Specifically, does it make sense to ask for fur_color in your only client: pet_printer?

The principle in play here is abstraction. Does the pet_printer client have the right to not know exactly what pet it's printing? Can it require that pet types do the heavy lifting here?

Well abstraction isn't a SOLID principle but it's still a good one. If you were following it then you wouldn't be asking to know the type of pet you have and pet_printer could ask for fur_color and sometimes get "Not Applicable" as a result. This value rejects the assumption that all pets have fur without forcing you to change the question. Such values have a long tradition in computer science and mathematics. It's why we have numbers like zero and negatives.

Do that and every pet subtype can answer the question of fur color. Thus clients asking about fur color don't have to know the subtype.

If that doesn't satisfy you then you need to dive deeper into what your client is doing. It's trying to print a pet. It's getting confused because it's trying to deal with subtype specific details that it doesn't know without asking about subtype.

Clients that do that violate an OOP principle that it should be easy to add new types without changing old code. That runs you into a SOLID principle called Open Closed Principle (OCP). This is a fancy way to say it sucks to have to change old, tested, battle proven code to add something new.

A design that lets you add parrots without changing pet_printer would be preferable.

The worst violation of this is your print_pet_type method. I'm not saying switches are evil but why are you building a type hierarchy and then not using it?
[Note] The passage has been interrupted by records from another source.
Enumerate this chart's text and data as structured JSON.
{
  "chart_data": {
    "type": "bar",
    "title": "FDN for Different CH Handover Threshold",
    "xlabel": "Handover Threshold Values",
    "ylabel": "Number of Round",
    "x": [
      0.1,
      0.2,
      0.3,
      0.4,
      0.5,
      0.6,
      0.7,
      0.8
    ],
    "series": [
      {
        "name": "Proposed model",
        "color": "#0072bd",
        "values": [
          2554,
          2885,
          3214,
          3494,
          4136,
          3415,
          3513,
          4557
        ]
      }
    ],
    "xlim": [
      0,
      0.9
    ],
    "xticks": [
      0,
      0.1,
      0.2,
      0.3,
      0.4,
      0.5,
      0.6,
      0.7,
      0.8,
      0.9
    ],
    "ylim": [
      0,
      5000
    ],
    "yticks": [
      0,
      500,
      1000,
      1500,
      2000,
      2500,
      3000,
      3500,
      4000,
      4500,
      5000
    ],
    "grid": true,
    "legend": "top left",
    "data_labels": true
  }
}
Give each pet a type method and your switch can go poof. Now pet_printer doesn't have to know if parrots exist.

I would strive for a design that would leave pet printer knowing as little about the pet as possible and allow it to focus on how it's printing: to the console, to a log, to paper, to the screen...
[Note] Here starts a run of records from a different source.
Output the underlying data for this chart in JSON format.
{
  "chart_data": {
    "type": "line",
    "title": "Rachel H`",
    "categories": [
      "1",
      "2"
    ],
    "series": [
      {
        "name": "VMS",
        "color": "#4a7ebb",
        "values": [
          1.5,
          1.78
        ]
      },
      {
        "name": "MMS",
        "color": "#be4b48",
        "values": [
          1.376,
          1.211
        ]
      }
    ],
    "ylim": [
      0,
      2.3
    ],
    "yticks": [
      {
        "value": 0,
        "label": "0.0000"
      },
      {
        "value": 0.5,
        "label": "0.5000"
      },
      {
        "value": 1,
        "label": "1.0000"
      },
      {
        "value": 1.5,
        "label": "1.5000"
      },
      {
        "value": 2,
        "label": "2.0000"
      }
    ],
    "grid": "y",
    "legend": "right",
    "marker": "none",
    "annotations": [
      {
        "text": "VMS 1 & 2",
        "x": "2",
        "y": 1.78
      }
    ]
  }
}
Do that and your ISP principle issue falls away because the pet_printer doesn't know what fur is. The subtype decides if it's going to say anything about fur when it gets asked what details need to be printed.

Don't follow SOLID in a vacuum. The SOLID principles rest on the backs of older principles. Without them SOLID is a lot of pointless confusion that happens to spell a spiffy sounding word.

You are violating ISP but not so much because of an out-of-place method.

The idea behind ISP is to keep interfaces small, which really means they should define just one behavioral aspect. This implies that both ICat and IFish are sub-optimal and pointless from an ISP perspective.

Instead of ICat you should have interfaces like IScratcher, IJumper, IMeatEater and implement those in Cat.

Instead of IFish you should have ISwimmer and IUnderwaterBreather.

As written you are breaking the Liskov substitution principle and Interface segregation principle. Anything that implements i_pet needs to be able to be substituted without breaking anything. The fish class is causing this to fail with get_fur_color() not being implemented. Furthermore, the pet_printer is breaking the open closed principle, the problem here is if the printed name for fish or cat changes then this unrelated class must also change, and if dog is added it must be modified again. The Empty interface of i_cat is an example of a violation of the YAGNI principle, which could lead to further problems if the interface is naively implemented or changed.

Fixing the first problem may be as simple as changing a method name to be getColor() which is more general and can work with any pet. The color class would be responsible for how to handle primary and secondary colors if that part becomes relevant. To fix the problem with the pet printer class, the type can become a read only string that is part of the i_pet interface that can simply be returned by a getType() method. Not only does this help fix the problem with the open closed principle, it follows tell don't ask as each implementation now tells its own type instead of an outside object asking and the acting on that information.